It’s time to look back at the weekend and go over the highlights and lowlights of Ultra Music Festival 2017.
Sunday night, Ultra Music Festival let downtown know that its three-day party was over with a fireworks display at the end of DJ Snake’s set on the main stage. Condo dwellers breathed a sigh of relief knowing they would finally be free once again to roam the city.
The overlooked Live Stage had its share of notable moments this weekend, but there was none more invigorating or impressive than Justice’s closing set. Justice’s new live show took the admittedly impressive moving parts of the Carl Cox tent and ground them down into a focused, more impactful display. The electro-house duo’s mix was an hourlong flurry of surprise .
As far as Ultra fashion goes, flags from around the world have been as commonplace as body glitter and nipple pasties. Still, this year, there seemed to be an inordinate number of flags. Canada, Chile, Mexico, Japan, Sweden, the UK, and many, many other nations were represented. One can’t help but wonder if this upswing in national pride is a reflection of what’s happening in the world as conservative politicians steadily rise in power both in America and across Europe.
The Live Stage
Ultra announced the lineup this year and the 7Up stage was not listed, it was definitely good news. For years, that location has led an all-out audio assault on all others, with the Live Stage taking the brunt. However, this year, Ultra kept 7Up clear of performances. It served only as a link between the Live, Worldwide, and Main Stages.
For better or worse, the torrential downpour that defined Saturday evening and the light trickle of Sunday afternoon afforded Ultra an opportunity to promote its own brand — not that it’s needed — and make a little extra money on the side in the form of poncho sales for $5 apiece. They were necessary, they were widespread, and they’ll no doubt be remembered as a defining feature of this year’s festival.
The Resistance Brand
Whether it’s Ultra’s attempt at future-proofing itself to the turning tides against EDM or just an expansion of its global empire, there’s no doubt that the sub-brand Resistance has been Ultra’s most ingenious offering. What debuted in 2015 as a single stage has now taken over two stages at the flagship event. Resistance also has a presence at Ultra’s other global events.
The Not So Good
Donald Trump’s Presence
Trump is the president of the United States of America — he’s in the news a lot. Trump is a serial liar, an admitted sex offender, and an easily manipulated blowhard whose decisions carry significant weight not only for Americans but also for the world. One of the great many things about festivals like Ultra is the opportunity to experience a positive and safe release from the stresses and worries of day-to-day life. His presence at Ultra, whether in the form of questionably ironic vaporwave tees or “Make America Rave Again” hats, was deeply unsettling.
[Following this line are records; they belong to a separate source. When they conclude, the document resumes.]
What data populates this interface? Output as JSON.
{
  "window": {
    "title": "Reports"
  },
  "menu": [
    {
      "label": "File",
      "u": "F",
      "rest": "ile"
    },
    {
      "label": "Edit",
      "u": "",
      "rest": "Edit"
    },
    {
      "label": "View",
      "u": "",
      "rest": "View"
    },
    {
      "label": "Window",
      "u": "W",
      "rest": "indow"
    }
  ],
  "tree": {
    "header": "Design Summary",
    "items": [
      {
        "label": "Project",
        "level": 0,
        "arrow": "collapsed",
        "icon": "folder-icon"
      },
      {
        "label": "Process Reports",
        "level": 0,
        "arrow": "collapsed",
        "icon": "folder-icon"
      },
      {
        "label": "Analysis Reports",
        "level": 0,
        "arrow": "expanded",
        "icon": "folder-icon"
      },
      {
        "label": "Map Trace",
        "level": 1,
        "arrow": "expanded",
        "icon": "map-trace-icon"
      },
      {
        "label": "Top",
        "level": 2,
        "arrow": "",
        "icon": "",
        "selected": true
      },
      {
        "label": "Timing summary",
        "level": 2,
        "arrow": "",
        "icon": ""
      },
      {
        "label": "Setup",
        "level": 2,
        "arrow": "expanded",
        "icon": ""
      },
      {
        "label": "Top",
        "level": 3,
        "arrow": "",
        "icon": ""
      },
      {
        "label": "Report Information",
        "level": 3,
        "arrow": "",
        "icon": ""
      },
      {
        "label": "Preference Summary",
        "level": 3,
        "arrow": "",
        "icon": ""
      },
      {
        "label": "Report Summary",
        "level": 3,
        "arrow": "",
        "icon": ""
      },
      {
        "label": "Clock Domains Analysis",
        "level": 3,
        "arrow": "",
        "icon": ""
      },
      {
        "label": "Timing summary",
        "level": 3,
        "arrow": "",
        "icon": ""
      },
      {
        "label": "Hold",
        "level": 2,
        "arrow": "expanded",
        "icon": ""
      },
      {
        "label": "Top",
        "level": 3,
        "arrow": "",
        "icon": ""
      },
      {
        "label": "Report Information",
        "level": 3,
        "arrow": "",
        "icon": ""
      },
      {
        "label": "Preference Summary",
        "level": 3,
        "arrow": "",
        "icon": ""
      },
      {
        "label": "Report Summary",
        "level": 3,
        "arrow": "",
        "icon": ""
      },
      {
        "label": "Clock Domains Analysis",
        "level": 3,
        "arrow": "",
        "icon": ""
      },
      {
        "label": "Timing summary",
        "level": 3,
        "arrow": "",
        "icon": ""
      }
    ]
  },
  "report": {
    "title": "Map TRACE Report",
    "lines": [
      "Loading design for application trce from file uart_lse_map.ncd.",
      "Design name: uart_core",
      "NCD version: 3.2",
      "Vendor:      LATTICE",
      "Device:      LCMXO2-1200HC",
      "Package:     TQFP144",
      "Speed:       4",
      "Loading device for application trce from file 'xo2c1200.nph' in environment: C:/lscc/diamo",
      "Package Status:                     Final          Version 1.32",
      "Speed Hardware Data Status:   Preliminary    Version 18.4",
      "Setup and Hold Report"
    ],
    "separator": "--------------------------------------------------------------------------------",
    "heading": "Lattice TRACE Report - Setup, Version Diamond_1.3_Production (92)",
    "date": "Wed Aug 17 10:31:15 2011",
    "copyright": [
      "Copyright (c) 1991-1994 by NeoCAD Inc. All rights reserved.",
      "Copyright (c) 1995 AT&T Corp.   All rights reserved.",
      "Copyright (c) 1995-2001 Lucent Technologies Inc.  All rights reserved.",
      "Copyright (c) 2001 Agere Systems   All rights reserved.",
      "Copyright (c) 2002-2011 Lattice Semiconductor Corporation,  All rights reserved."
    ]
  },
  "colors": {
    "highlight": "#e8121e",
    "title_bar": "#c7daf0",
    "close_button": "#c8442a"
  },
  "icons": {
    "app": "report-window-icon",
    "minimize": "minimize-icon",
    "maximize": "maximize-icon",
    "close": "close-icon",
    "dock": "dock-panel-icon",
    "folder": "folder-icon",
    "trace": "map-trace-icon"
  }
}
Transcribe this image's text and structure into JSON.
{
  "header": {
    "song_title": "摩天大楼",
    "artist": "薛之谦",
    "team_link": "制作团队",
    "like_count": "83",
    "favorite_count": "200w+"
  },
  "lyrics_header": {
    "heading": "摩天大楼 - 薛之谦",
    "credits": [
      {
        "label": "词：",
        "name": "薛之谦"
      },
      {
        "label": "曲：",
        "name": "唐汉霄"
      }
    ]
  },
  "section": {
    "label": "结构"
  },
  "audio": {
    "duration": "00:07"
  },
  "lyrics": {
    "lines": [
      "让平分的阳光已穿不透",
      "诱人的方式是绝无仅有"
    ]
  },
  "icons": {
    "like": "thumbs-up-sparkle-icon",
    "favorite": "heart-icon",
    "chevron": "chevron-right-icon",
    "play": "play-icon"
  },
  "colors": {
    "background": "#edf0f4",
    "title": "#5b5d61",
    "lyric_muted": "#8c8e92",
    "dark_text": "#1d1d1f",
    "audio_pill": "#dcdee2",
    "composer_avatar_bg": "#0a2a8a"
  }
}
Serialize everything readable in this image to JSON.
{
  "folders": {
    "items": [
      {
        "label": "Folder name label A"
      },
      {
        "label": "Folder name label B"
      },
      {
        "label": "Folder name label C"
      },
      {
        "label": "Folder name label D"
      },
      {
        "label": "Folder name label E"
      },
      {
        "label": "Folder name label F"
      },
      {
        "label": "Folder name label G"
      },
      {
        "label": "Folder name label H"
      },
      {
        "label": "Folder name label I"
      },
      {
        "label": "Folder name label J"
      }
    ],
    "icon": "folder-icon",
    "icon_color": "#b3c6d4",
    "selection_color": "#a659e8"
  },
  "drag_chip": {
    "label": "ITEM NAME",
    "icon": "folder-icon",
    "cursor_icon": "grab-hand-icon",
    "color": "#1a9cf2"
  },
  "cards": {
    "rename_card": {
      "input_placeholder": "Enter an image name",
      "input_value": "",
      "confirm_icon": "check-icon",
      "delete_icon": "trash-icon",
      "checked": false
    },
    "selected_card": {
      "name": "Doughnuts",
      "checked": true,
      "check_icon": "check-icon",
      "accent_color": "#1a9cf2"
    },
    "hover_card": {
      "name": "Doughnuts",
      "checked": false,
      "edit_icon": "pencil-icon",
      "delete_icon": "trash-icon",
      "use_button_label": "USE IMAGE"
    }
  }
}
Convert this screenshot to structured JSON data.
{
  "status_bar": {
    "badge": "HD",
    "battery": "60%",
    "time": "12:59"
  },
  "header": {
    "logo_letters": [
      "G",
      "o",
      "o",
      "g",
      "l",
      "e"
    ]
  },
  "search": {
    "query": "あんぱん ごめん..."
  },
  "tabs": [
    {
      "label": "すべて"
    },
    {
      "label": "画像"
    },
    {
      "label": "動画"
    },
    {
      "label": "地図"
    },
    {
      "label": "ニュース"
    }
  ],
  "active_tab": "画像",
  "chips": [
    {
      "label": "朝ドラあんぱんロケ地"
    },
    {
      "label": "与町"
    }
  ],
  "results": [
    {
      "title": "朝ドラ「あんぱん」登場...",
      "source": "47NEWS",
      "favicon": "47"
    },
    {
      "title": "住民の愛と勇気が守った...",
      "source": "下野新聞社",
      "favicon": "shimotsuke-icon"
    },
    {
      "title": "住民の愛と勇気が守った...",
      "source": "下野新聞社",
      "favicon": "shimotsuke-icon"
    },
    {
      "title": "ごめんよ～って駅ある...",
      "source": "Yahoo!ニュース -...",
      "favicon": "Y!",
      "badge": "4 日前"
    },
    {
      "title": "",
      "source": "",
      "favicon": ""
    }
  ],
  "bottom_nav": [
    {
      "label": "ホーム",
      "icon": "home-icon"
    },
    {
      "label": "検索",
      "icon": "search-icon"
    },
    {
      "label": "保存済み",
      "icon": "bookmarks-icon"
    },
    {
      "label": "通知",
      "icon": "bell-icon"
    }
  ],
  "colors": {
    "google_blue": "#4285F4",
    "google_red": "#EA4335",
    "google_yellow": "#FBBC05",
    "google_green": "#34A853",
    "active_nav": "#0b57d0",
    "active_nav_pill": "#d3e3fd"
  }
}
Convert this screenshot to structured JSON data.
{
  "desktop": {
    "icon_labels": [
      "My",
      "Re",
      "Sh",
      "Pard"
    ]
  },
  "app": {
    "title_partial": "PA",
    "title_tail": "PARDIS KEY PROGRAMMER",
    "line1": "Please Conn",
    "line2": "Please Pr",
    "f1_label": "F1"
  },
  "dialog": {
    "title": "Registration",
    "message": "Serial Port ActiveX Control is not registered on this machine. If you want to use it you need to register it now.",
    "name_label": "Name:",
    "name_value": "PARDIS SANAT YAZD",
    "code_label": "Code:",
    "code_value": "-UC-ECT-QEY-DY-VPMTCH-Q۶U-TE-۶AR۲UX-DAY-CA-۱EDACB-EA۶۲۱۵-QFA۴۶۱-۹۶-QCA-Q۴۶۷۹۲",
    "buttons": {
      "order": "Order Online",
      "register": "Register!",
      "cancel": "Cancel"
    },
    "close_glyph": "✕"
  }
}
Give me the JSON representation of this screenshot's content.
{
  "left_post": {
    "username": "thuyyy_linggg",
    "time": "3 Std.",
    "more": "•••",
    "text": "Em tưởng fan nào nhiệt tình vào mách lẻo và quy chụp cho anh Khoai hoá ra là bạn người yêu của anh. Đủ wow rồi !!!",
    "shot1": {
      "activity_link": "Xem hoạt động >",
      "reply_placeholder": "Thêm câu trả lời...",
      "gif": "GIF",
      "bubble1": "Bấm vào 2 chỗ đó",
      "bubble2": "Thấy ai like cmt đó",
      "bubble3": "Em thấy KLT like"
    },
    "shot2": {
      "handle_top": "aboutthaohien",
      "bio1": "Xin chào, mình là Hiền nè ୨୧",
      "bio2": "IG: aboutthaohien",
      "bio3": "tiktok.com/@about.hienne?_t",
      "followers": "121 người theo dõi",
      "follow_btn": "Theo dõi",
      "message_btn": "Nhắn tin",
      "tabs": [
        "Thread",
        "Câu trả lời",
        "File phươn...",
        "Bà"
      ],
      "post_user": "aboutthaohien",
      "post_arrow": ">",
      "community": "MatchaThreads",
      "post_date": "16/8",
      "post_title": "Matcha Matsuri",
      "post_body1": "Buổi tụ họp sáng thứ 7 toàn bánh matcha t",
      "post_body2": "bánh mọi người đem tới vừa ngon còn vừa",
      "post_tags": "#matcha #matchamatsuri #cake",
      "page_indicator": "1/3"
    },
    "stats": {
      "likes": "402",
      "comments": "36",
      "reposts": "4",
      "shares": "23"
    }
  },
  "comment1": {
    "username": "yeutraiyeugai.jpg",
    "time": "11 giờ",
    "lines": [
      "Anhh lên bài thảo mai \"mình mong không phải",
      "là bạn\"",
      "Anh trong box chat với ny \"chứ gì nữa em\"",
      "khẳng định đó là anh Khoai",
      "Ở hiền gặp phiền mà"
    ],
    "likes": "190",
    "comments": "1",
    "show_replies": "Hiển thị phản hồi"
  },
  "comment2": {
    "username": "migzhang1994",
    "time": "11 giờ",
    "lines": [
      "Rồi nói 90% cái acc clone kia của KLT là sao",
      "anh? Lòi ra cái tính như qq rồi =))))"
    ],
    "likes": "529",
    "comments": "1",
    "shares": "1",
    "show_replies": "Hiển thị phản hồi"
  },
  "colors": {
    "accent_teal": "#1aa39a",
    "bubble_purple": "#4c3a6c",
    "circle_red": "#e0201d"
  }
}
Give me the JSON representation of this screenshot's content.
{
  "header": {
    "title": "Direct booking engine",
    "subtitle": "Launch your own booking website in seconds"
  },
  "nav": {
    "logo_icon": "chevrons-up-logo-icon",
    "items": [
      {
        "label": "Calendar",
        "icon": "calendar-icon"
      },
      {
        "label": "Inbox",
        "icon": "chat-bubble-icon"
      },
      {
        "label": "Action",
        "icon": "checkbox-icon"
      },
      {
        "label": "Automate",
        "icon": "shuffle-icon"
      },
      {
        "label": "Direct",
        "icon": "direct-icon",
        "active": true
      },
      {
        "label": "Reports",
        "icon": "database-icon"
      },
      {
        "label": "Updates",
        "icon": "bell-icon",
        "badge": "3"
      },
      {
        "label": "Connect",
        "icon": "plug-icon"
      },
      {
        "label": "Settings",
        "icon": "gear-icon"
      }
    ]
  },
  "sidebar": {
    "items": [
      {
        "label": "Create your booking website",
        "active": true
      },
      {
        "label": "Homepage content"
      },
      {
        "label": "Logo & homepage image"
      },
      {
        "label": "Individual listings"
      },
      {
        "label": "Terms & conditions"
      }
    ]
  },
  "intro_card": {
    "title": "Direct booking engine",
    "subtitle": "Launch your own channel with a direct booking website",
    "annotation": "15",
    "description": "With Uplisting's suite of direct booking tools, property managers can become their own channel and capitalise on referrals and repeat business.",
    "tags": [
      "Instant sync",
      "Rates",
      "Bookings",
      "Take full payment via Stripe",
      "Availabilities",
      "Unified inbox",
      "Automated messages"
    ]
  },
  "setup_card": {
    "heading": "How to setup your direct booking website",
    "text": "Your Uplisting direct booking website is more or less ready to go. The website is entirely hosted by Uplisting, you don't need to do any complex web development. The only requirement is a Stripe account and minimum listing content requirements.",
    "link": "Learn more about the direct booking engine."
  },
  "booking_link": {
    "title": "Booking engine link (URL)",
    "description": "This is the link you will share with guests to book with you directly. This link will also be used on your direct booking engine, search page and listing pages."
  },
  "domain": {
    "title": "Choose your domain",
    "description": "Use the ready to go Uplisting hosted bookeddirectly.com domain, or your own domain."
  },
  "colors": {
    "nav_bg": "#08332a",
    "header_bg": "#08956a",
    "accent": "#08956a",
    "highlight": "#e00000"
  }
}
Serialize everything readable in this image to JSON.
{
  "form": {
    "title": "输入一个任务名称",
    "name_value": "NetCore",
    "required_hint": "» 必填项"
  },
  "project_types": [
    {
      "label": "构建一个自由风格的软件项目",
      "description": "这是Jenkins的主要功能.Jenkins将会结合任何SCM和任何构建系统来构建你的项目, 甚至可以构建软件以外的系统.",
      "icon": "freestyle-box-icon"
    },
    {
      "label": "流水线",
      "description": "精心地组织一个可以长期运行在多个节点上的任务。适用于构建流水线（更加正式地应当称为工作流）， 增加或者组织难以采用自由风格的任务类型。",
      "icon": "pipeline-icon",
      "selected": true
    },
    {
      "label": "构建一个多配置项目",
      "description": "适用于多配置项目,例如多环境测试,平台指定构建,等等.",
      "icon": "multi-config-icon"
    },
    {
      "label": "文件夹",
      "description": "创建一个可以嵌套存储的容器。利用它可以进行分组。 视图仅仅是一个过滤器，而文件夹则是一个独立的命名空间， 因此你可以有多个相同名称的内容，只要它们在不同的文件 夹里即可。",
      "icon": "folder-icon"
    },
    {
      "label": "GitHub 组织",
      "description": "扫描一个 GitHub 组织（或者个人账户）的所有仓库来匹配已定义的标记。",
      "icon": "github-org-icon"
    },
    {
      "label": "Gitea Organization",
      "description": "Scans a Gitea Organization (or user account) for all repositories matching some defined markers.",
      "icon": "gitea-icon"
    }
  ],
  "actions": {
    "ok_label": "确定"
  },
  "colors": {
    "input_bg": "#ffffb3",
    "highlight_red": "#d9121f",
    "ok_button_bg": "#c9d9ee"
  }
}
Since Ultra ramped up security a couple of years ago after the infamous incident that injured a security guard, gate-crashing hasn’t been much of an issue. But Sunday night, at the tail end of the festival, a cheeky spider monkey of a man, shirtless and amped up, tried to run past security to hop the fence near the UMF Radio Stage. He was met by hard concrete and cold steel as a team of cops tackled and cuffed him almost immediately.
Ultra shipped a free pair of earplugs to everyone who purchased a ticket. Younger festivalgoers’ naked ears were exposed to decibels that could lead to permanent hearing loss. Also notably absent was the University of Miami Health System, which provided free plugs and education on the effects of repeated exposure to loud noise.
Were there fewer toilets? It sure felt like it. The queues seemed longer, and an entire section of porta-potties near the main stage, just behind the main thoroughfare, at last year’s fest was nonexistent this year. That meant the closest options were next to the Carl Cox Megastructure or near the Arcadia Spider stage.
The Oasis and Biscayne “Stages”
Inside the main merchandise complex, next to the Heineken pop-up, was a stage for DJs. While salespeople were busy trying to do their jobs, a man pumped loud-as-fuck music into their faces, causing some jittery fans to break out into dance while waiting in line. This was your Oasis “Stage.” Outside, directly across from the exit to the festival, was a small, depressing stage hidden by a pizza stand and overshadowed by the gargantuan Main Stage. Anything DJs played on this tiny stage sounded tinny and pathetic as they got drowned out by David Guetta’s terrible remixes. Please, Ultra, make them go away, and we’ll pretend they never happened. Promise.
Still, it’s an impressive feat that a festival of Ultra’s size can come together in such an organized fashion in a small park. Over the years, law enforcement has really improved the experience for everyone attending and made the experience for nearby residents a little less painful.